Je crois que je serais mort s'il m'avait fallu rester en place.

J'appelai Guzman et je lui ordonnai de garder la maison en mon absence, sans s'éloigner d'un pas, même pour faire ses trente points. Il me le promit.

Je lui donnai l'ordre aussi de faire attendre M. Lucien Thibaut, si celui-ci venait enfin, et de lui remettre la clé de mon secrétaire où le manuscrit de Martroy était cacheté sous bande, à son adresse.

Puis, je sortis, n'emportant rien des papiers à moi confiés, mais muni de toutes mes notes, prises au cours de ma lecture.

Je me fis conduire au domicile du nouvel avocat général près la cour impériale de Paris, M. Cressonneau aîné.

Il était chez lui et voulut bien mettre un gracieux empressement à me faire entrer, dès qu'on lui eut porté ma carte.

Je le trouvai dans un cabinet charmant, ah! charmant.

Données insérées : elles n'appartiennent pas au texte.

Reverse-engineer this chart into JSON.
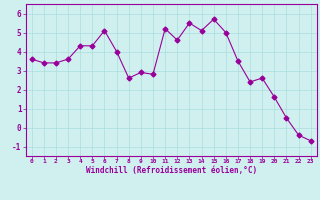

Depuis que le pauvre Lucien lui avait fait visite, le luxe de M. Cressonneau aîné avait beaucoup augmenté,—surtout dans le sens artistique.

Ce n'étaient partout qu'objets rares, ou soi-disant tels, et tableaux qu'avec un peu de bonne volonté on pouvait attribuer à des maîtres.

Don Juan de troisième volée aurait respiré, non sans plaisir, l'air un peu trop chargé de glycérine qui embaumait ce gracieux séjour; il aurait lorgné avec sympathie les drôleries rococo et les galantines de duchesses qui ornaient le fumoir boudoir, ouvert à la suite du cabinet.

Moi, je ne vis à tout cela aucune espèce de mal. On ne peut pas toujours être jugé par d'austères perruques à la Molé ou à la d'Aguesseau. M. de Lamoignon est mort et bien mort.